7. Life After the Monarchy

This chapter discusses scientific progress overall and its philosophical reflection, including the understanding of humans. The author discusses how difficult it is for people to accept the materiality of who they are despite the enormous amount of evidence demonstrating the impact of mechanical and chemical interferences on the human condition, from thought processes to physical actions. The author also discusses the complexity of nature/nurture interaction and provides a simple and interesting example based on a short/long combination of alleles of two genes controlling serotonin in everybody’s genome:

In short, humans are defined by both nature and nurture in complex and unpredictable combinations. The reduction to materialism does not simplify the analysis of human thoughts and behaviors. Here is the author’s final word:” In the same way that the cosmos is larger than we ever imagined, we ourselves are something greater than we had intuited by introspection. We’re now getting the first glimpses of the vastness of inner space. This internal, hidden, intimate cosmos commands its own goals, imperatives, and logic. The brain is an organ that feels alien and outlandish to us, and yet its detailed wiring patterns sculpt the landscape of our inner lives. What a perplexing masterpiece the brain is, and how lucky we are to be in a generation that has the technology and the will to turn our attention to it. It is the most wondrous thing we have discovered in the universe, and it is us.”

MY TAKE ON IT:

I think it is time to finally recognize that there is no clear division between the human mind and brain or between the role of nature vs. nurture in human development. This book provides a pretty good set of real-life examples and experimentation supporting these two statements. It also provides an excellent discussion on the individual’s control over his/her actions and blame that could or could not be assigned as a result. I also like the idea that this is not relevant to the reality of crime and punishment because the goal should be preventing crime from happening rather than inflicting retribution on the perpetrator. However, I think that in real life, retribution and prevention functions could not be separated. For example, I am always puzzled by the statement that capital punishment does not prevent crime. As far as I know, no dead criminal murdered or caused harm to anybody else, while it is not unheard of for murderers convicted to life in prison to kill again. Somehow, it is challenging for quite a few highly educated people to move from abstract thinking about “general deterrence” to simply understanding that dead people do not do anything, crimes included.

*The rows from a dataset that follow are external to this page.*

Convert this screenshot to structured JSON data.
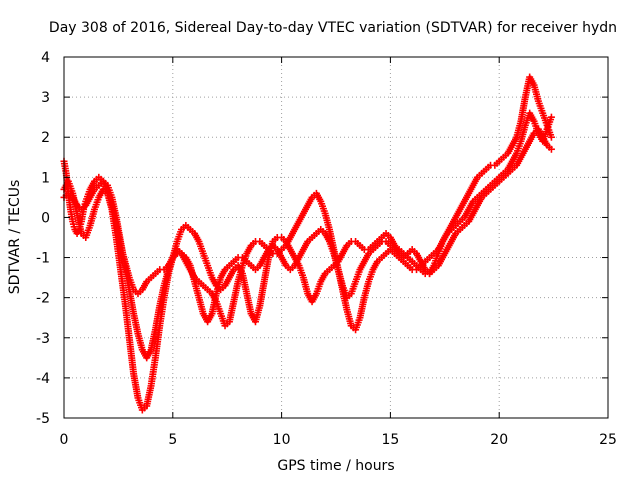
{
  "chart_data": {
    "type": "scatter",
    "title": "Day 308 of 2016, Sidereal Day-to-day VTEC variation (SDTVAR) for receiver hydn",
    "xlabel": "GPS time / hours",
    "ylabel": "SDTVAR / TECUs",
    "xlim": [
      0,
      25
    ],
    "ylim": [
      -5,
      4
    ],
    "xticks": [
      "0",
      "5",
      "10",
      "15",
      "20",
      "25"
    ],
    "yticks": [
      "-5",
      "-4",
      "-3",
      "-2",
      "-1",
      "0",
      "1",
      "2",
      "3",
      "4"
    ],
    "grid": true,
    "marker": "+",
    "color": "#ff0000",
    "series": [
      {
        "x": [
          0,
          0.1,
          0.2,
          0.3,
          0.4,
          0.5,
          0.6,
          0.7,
          0.8,
          0.9,
          1.0,
          1.2,
          1.4,
          1.6,
          1.8,
          2.0,
          2.2,
          2.4,
          2.6,
          2.8,
          3.0,
          3.2,
          3.4,
          3.6,
          3.8,
          4.0,
          4.2,
          4.4,
          4.6,
          4.8,
          5.0,
          5.2,
          5.4,
          5.6,
          5.8,
          6.0,
          6.2,
          6.4,
          6.6,
          6.8,
          7.0,
          7.2,
          7.4,
          7.6,
          7.8,
          8.0,
          8.2,
          8.4,
          8.6,
          8.8,
          9.0,
          9.2,
          9.4,
          9.6,
          9.8,
          10.0,
          10.2,
          10.4,
          10.6,
          10.8,
          11.0,
          11.2,
          11.4,
          11.6,
          11.8,
          12.0,
          12.2,
          12.4,
          12.6,
          12.8,
          13.0,
          13.2,
          13.4,
          13.6,
          13.8,
          14.0,
          14.2,
          14.4,
          14.6,
          14.8,
          15.0,
          15.2,
          15.4,
          15.6,
          15.8,
          16.0,
          16.2,
          16.4,
          16.6,
          16.8,
          17.0,
          17.2,
          17.4,
          17.6,
          17.8,
          18.0,
          18.2,
          18.4,
          18.6,
          18.8,
          19.0,
          19.2,
          19.4,
          19.6,
          19.8,
          20.0,
          20.2,
          20.4,
          20.6,
          20.8,
          21.0,
          21.2,
          21.4,
          21.6,
          21.8,
          22.0,
          22.2,
          22.4
        ],
        "y": [
          1.4,
          1.1,
          0.6,
          0.2,
          -0.1,
          -0.3,
          -0.4,
          -0.3,
          -0.1,
          0.2,
          0.4,
          0.7,
          0.9,
          1.0,
          0.9,
          0.6,
          0.2,
          -0.5,
          -1.3,
          -2.1,
          -3.0,
          -3.9,
          -4.5,
          -4.8,
          -4.7,
          -4.2,
          -3.5,
          -2.7,
          -2.0,
          -1.4,
          -1.0,
          -0.8,
          -0.9,
          -1.1,
          -1.3,
          -1.5,
          -1.6,
          -1.7,
          -1.8,
          -1.9,
          -2.1,
          -2.4,
          -2.7,
          -2.6,
          -2.1,
          -1.6,
          -1.2,
          -0.9,
          -0.7,
          -0.6,
          -0.6,
          -0.7,
          -0.8,
          -0.9,
          -0.9,
          -0.8,
          -0.7,
          -0.5,
          -0.3,
          -0.1,
          0.1,
          0.3,
          0.5,
          0.6,
          0.4,
          0.1,
          -0.3,
          -0.8,
          -1.3,
          -1.8,
          -2.3,
          -2.7,
          -2.8,
          -2.5,
          -2.0,
          -1.6,
          -1.3,
          -1.1,
          -1.0,
          -0.9,
          -0.8,
          -0.9,
          -1.0,
          -1.1,
          -1.2,
          -1.3,
          -1.3,
          -1.2,
          -1.1,
          -1.0,
          -0.9,
          -0.8,
          -0.6,
          -0.4,
          -0.2,
          0.0,
          0.2,
          0.4,
          0.6,
          0.8,
          1.0,
          1.1,
          1.2,
          1.3,
          1.3,
          1.4,
          1.5,
          1.6,
          1.8,
          2.0,
          2.4,
          3.0,
          3.5,
          3.3,
          2.9,
          2.6,
          2.3,
          2.0
        ]
      },
      {
        "x": [
          0,
          0.2,
          0.4,
          0.6,
          0.8,
          1.0,
          1.2,
          1.4,
          1.6,
          1.8,
          2.0,
          2.2,
          2.4,
          2.6,
          2.8,
          3.0,
          3.2,
          3.4,
          3.6,
          3.8,
          4.0,
          4.2,
          4.4,
          4.6,
          4.8,
          5.0,
          5.2,
          5.4,
          5.6,
          5.8,
          6.0,
          6.2,
          6.4,
          6.6,
          6.8,
          7.0,
          7.2,
          7.4,
          7.6,
          7.8,
          8.0,
          8.2,
          8.4,
          8.6,
          8.8,
          9.0,
          9.2,
          9.4,
          9.6,
          9.8,
          10.0,
          10.2,
          10.4,
          10.6,
          10.8,
          11.0,
          11.2,
          11.4,
          11.6,
          11.8,
          12.0,
          12.2,
          12.4,
          12.6,
          12.8,
          13.0,
          13.2,
          13.4,
          13.6,
          13.8,
          14.0,
          14.2,
          14.4,
          14.6,
          14.8,
          15.0,
          15.2,
          15.4,
          15.6,
          15.8,
          16.0,
          16.2,
          16.4,
          16.6,
          16.8,
          17.0,
          17.2,
          17.4,
          17.6,
          17.8,
          18.0,
          18.2,
          18.4,
          18.6,
          18.8,
          19.0,
          19.2,
          19.4,
          19.6,
          19.8,
          20.0,
          20.2,
          20.4,
          20.6,
          20.8,
          21.0,
          21.2,
          21.4,
          21.6,
          21.8,
          22.0,
          22.2,
          22.4
        ],
        "y": [
          0.5,
          0.6,
          0.5,
          0.3,
          0.2,
          0.3,
          0.5,
          0.7,
          0.8,
          0.9,
          0.8,
          0.5,
          0.0,
          -0.6,
          -1.2,
          -1.8,
          -2.4,
          -2.9,
          -3.3,
          -3.5,
          -3.3,
          -2.8,
          -2.2,
          -1.7,
          -1.3,
          -1.0,
          -0.9,
          -0.9,
          -1.0,
          -1.2,
          -1.6,
          -2.0,
          -2.4,
          -2.6,
          -2.4,
          -1.9,
          -1.5,
          -1.3,
          -1.2,
          -1.1,
          -1.0,
          -1.0,
          -1.1,
          -1.2,
          -1.3,
          -1.2,
          -1.0,
          -0.8,
          -0.7,
          -0.8,
          -1.0,
          -1.2,
          -1.3,
          -1.2,
          -1.0,
          -0.8,
          -0.6,
          -0.5,
          -0.4,
          -0.3,
          -0.4,
          -0.6,
          -0.9,
          -1.3,
          -1.7,
          -2.0,
          -1.9,
          -1.6,
          -1.3,
          -1.1,
          -0.9,
          -0.8,
          -0.7,
          -0.6,
          -0.6,
          -0.7,
          -0.8,
          -0.8,
          -0.9,
          -1.0,
          -1.1,
          -1.2,
          -1.3,
          -1.4,
          -1.4,
          -1.3,
          -1.2,
          -1.0,
          -0.8,
          -0.6,
          -0.4,
          -0.3,
          -0.2,
          -0.1,
          0.1,
          0.3,
          0.5,
          0.6,
          0.7,
          0.8,
          0.9,
          1.0,
          1.1,
          1.2,
          1.3,
          1.5,
          1.7,
          1.9,
          2.1,
          2.2,
          2.0,
          1.8,
          1.7
        ]
      },
      {
        "x": [
          0,
          0.2,
          0.4,
          0.6,
          0.8,
          1.0,
          1.2,
          1.4,
          1.6,
          1.8,
          2.0,
          2.2,
          2.4,
          2.6,
          2.8,
          3.0,
          3.2,
          3.4,
          3.6,
          3.8,
          4.0,
          4.2,
          4.4,
          4.6,
          4.8,
          5.0,
          5.2,
          5.4,
          5.6,
          5.8,
          6.0,
          6.2,
          6.4,
          6.6,
          6.8,
          7.0,
          7.2,
          7.4,
          7.6,
          7.8,
          8.0,
          8.2,
          8.4,
          8.6,
          8.8,
          9.0,
          9.2,
          9.4,
          9.6,
          9.8,
          10.0,
          10.2,
          10.4,
          10.6,
          10.8,
          11.0,
          11.2,
          11.4,
          11.6,
          11.8,
          12.0,
          12.2,
          12.4,
          12.6,
          12.8,
          13.0,
          13.2,
          13.4,
          13.6,
          13.8,
          14.0,
          14.2,
          14.4,
          14.6,
          14.8,
          15.0,
          15.2,
          15.4,
          15.6,
          15.8,
          16.0,
          16.2,
          16.4,
          16.6,
          16.8,
          17.0,
          17.2,
          17.4,
          17.6,
          17.8,
          18.0,
          18.2,
          18.4,
          18.6,
          18.8,
          19.0,
          19.2,
          19.4,
          19.6,
          19.8,
          20.0,
          20.2,
          20.4,
          20.6,
          20.8,
          21.0,
          21.2,
          21.4,
          21.6,
          21.8,
          22.0,
          22.2,
          22.4
        ],
        "y": [
          0.7,
          0.9,
          0.6,
          0.1,
          -0.4,
          -0.5,
          -0.2,
          0.2,
          0.5,
          0.7,
          0.6,
          0.3,
          -0.2,
          -0.7,
          -1.1,
          -1.5,
          -1.8,
          -1.9,
          -1.8,
          -1.6,
          -1.5,
          -1.4,
          -1.3,
          -1.3,
          -1.2,
          -1.0,
          -0.6,
          -0.3,
          -0.2,
          -0.3,
          -0.4,
          -0.6,
          -0.9,
          -1.2,
          -1.5,
          -1.7,
          -1.8,
          -1.7,
          -1.5,
          -1.3,
          -1.2,
          -1.4,
          -1.9,
          -2.4,
          -2.6,
          -2.2,
          -1.6,
          -1.0,
          -0.6,
          -0.5,
          -0.5,
          -0.6,
          -0.8,
          -1.0,
          -1.2,
          -1.5,
          -1.9,
          -2.1,
          -1.9,
          -1.6,
          -1.4,
          -1.3,
          -1.2,
          -1.1,
          -0.9,
          -0.7,
          -0.6,
          -0.6,
          -0.7,
          -0.8,
          -0.8,
          -0.7,
          -0.6,
          -0.5,
          -0.4,
          -0.5,
          -0.7,
          -0.9,
          -1.0,
          -0.9,
          -0.8,
          -0.9,
          -1.1,
          -1.3,
          -1.4,
          -1.2,
          -0.9,
          -0.6,
          -0.4,
          -0.3,
          -0.2,
          -0.1,
          0.0,
          0.2,
          0.4,
          0.5,
          0.6,
          0.7,
          0.8,
          0.9,
          1.0,
          1.1,
          1.2,
          1.4,
          1.6,
          1.9,
          2.3,
          2.6,
          2.4,
          2.1,
          1.9,
          2.2,
          2.5
        ]
      }
    ]
  }
}
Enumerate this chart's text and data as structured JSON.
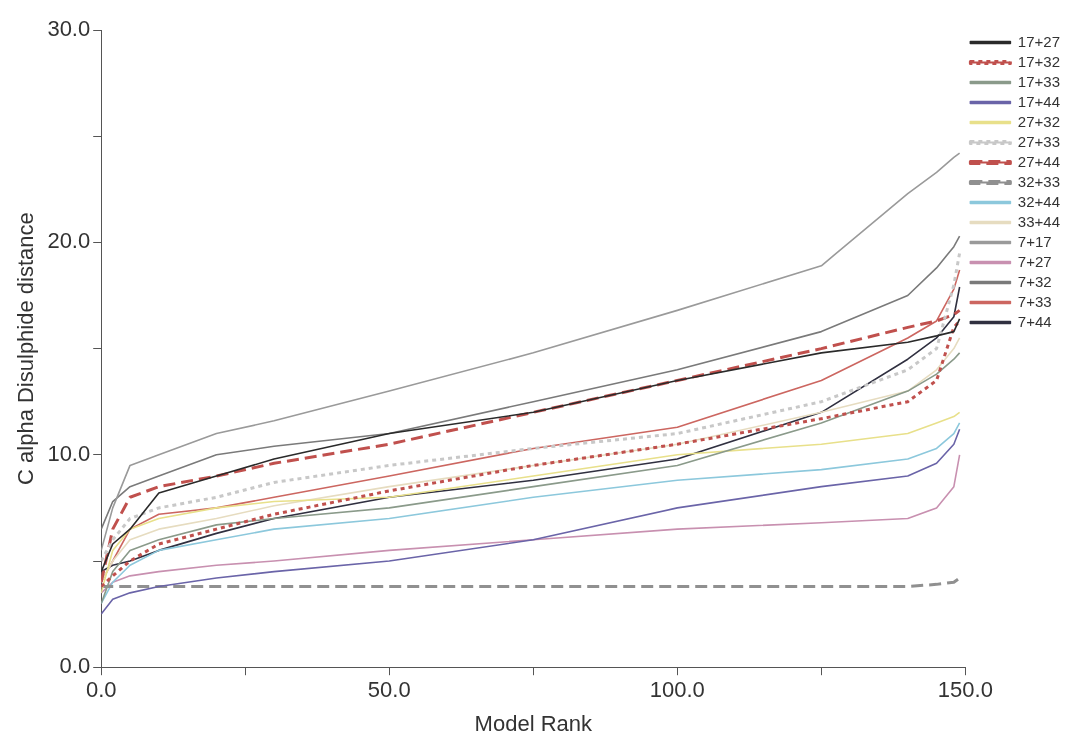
{
  "chart_data": {
    "type": "line",
    "xlabel": "Model Rank",
    "ylabel": "C alpha Disulphide distance",
    "x": [
      0,
      2,
      5,
      10,
      20,
      30,
      50,
      75,
      100,
      125,
      140,
      145,
      148,
      149
    ],
    "xlim": [
      0,
      150
    ],
    "xticks": [
      {
        "value": 0,
        "label": "0.0"
      },
      {
        "value": 25,
        "label": null
      },
      {
        "value": 50,
        "label": "50.0"
      },
      {
        "value": 75,
        "label": null
      },
      {
        "value": 100,
        "label": "100.0"
      },
      {
        "value": 125,
        "label": null
      },
      {
        "value": 150,
        "label": "150.0"
      }
    ],
    "ylim": [
      0,
      30
    ],
    "yticks": [
      {
        "value": 0,
        "label": "0.0"
      },
      {
        "value": 5,
        "label": null
      },
      {
        "value": 10,
        "label": "10.0"
      },
      {
        "value": 15,
        "label": null
      },
      {
        "value": 20,
        "label": "20.0"
      },
      {
        "value": 25,
        "label": null
      },
      {
        "value": 30,
        "label": "30.0"
      }
    ],
    "grid": false,
    "legend": "right",
    "marker": "none",
    "series": [
      {
        "name": "17+27",
        "color": "#2a2a2a",
        "line_style": "solid",
        "values": [
          4.5,
          5.8,
          6.5,
          8.2,
          9,
          9.8,
          11,
          12,
          13.5,
          14.8,
          15.3,
          15.6,
          15.8,
          16.4
        ]
      },
      {
        "name": "17+32",
        "color": "#c0504d",
        "line_style": "dotted",
        "values": [
          3.8,
          4.3,
          5,
          5.8,
          6.5,
          7.2,
          8.3,
          9.5,
          10.5,
          11.7,
          12.5,
          13.5,
          16,
          16.3
        ]
      },
      {
        "name": "17+33",
        "color": "#8a9a8a",
        "line_style": "solid",
        "values": [
          3,
          4.5,
          5.5,
          6,
          6.7,
          7,
          7.5,
          8.5,
          9.5,
          11.5,
          13,
          13.8,
          14.5,
          14.8
        ]
      },
      {
        "name": "17+44",
        "color": "#6a64a8",
        "line_style": "solid",
        "values": [
          2.5,
          3.2,
          3.5,
          3.8,
          4.2,
          4.5,
          5,
          6,
          7.5,
          8.5,
          9,
          9.6,
          10.5,
          11.2
        ]
      },
      {
        "name": "27+32",
        "color": "#e8e08a",
        "line_style": "solid",
        "values": [
          3.5,
          5.5,
          6.5,
          7,
          7.5,
          7.8,
          8,
          9,
          10,
          10.5,
          11,
          11.5,
          11.8,
          12
        ]
      },
      {
        "name": "27+33",
        "color": "#c8c8c8",
        "line_style": "dotted",
        "values": [
          5,
          6,
          7,
          7.5,
          8,
          8.7,
          9.5,
          10.3,
          11,
          12.5,
          14,
          15,
          18,
          19.5
        ]
      },
      {
        "name": "27+44",
        "color": "#c0504d",
        "line_style": "dashed",
        "values": [
          4,
          6.5,
          8,
          8.5,
          9,
          9.6,
          10.5,
          12,
          13.5,
          15,
          16,
          16.3,
          16.6,
          16.8
        ]
      },
      {
        "name": "32+33",
        "color": "#909090",
        "line_style": "dashed",
        "values": [
          3.8,
          3.8,
          3.8,
          3.8,
          3.8,
          3.8,
          3.8,
          3.8,
          3.8,
          3.8,
          3.8,
          3.9,
          4,
          4.2
        ]
      },
      {
        "name": "32+44",
        "color": "#8cc8dc",
        "line_style": "solid",
        "values": [
          3,
          4,
          4.8,
          5.5,
          6,
          6.5,
          7,
          8,
          8.8,
          9.3,
          9.8,
          10.3,
          11,
          11.5
        ]
      },
      {
        "name": "33+44",
        "color": "#e6dcc0",
        "line_style": "solid",
        "values": [
          4,
          5,
          6,
          6.5,
          7,
          7.6,
          8.5,
          9.5,
          10.5,
          12,
          13,
          14,
          15,
          15.5
        ]
      },
      {
        "name": "7+17",
        "color": "#9a9a9a",
        "line_style": "solid",
        "values": [
          5.5,
          7.5,
          9.5,
          10,
          11,
          11.6,
          13,
          14.8,
          16.8,
          18.9,
          22.3,
          23.3,
          24,
          24.2
        ]
      },
      {
        "name": "7+27",
        "color": "#c890b0",
        "line_style": "solid",
        "values": [
          3.5,
          4,
          4.3,
          4.5,
          4.8,
          5,
          5.5,
          6,
          6.5,
          6.8,
          7,
          7.5,
          8.5,
          10
        ]
      },
      {
        "name": "7+32",
        "color": "#7a7a7a",
        "line_style": "solid",
        "values": [
          6.5,
          7.8,
          8.5,
          9,
          10,
          10.4,
          11,
          12.5,
          14,
          15.8,
          17.5,
          18.8,
          19.8,
          20.3
        ]
      },
      {
        "name": "7+33",
        "color": "#cc6660",
        "line_style": "solid",
        "values": [
          4,
          5,
          6.5,
          7.2,
          7.5,
          8,
          9,
          10.3,
          11.3,
          13.5,
          15.5,
          16.3,
          17.8,
          18.7
        ]
      },
      {
        "name": "7+44",
        "color": "#303040",
        "line_style": "solid",
        "values": [
          4.5,
          4.8,
          5,
          5.5,
          6.3,
          7,
          8,
          8.8,
          9.8,
          12,
          14.5,
          15.5,
          16.5,
          17.9
        ]
      }
    ]
  }
}
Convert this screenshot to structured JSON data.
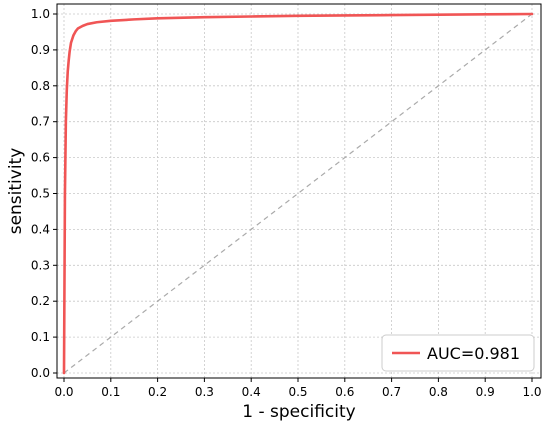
{
  "chart_data": {
    "type": "line",
    "title": "",
    "xlabel": "1 - specificity",
    "ylabel": "sensitivity",
    "xlim": [
      0,
      1.0
    ],
    "ylim": [
      0,
      1.0
    ],
    "grid": true,
    "legend_position": "bottom-right",
    "x_ticks": [
      "0.0",
      "0.1",
      "0.2",
      "0.3",
      "0.4",
      "0.5",
      "0.6",
      "0.7",
      "0.8",
      "0.9",
      "1.0"
    ],
    "y_ticks": [
      "0.0",
      "0.1",
      "0.2",
      "0.3",
      "0.4",
      "0.5",
      "0.6",
      "0.7",
      "0.8",
      "0.9",
      "1.0"
    ],
    "series": [
      {
        "name": "AUC=0.981",
        "color": "#f05555",
        "x": [
          0.0,
          0.002,
          0.004,
          0.006,
          0.008,
          0.01,
          0.012,
          0.015,
          0.02,
          0.025,
          0.03,
          0.04,
          0.05,
          0.07,
          0.1,
          0.15,
          0.2,
          0.3,
          0.4,
          0.5,
          0.6,
          0.7,
          0.8,
          0.9,
          1.0
        ],
        "y": [
          0.0,
          0.5,
          0.7,
          0.79,
          0.84,
          0.87,
          0.895,
          0.92,
          0.94,
          0.952,
          0.96,
          0.967,
          0.972,
          0.977,
          0.981,
          0.985,
          0.988,
          0.991,
          0.993,
          0.995,
          0.996,
          0.997,
          0.998,
          0.999,
          1.0
        ]
      }
    ],
    "reference_line": {
      "style": "dashed",
      "color": "#aaaaaa",
      "x": [
        0,
        1
      ],
      "y": [
        0,
        1
      ]
    }
  }
}
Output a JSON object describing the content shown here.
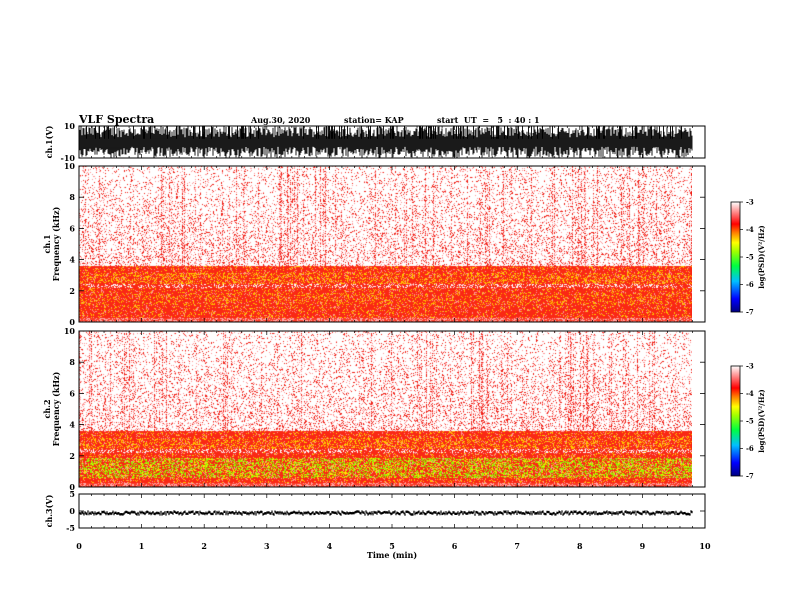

The only thing that I probably do not entirely agree with the author is about the complexity of a mind/brain being comparable to the cosmos. I think that despite a huge number of neurons in the human brain, unlike the universe, it is finite and therefore comprehensible and could be modeled or even artificially recreated if not on a silicon basis, then biologically or even mathematically. However, I do not think that it will be done on a regular basis beyond scientific research. What is the point in creating artificial humans when plenty of them are produced naturally. Indeed, technologically developed specialized brain-like systems will be and already are made, but they are just tools. They will remain tools forever because, after a tragedy or two with artificially developed conscious beings, the cruelty and meaningless of such exercise would become evident, and it would stop. I think that eventually, people would understand that a complex dynamic system is not possible to fully control externally, as well as reliably predict its behavior, so it would be better not to play with fire.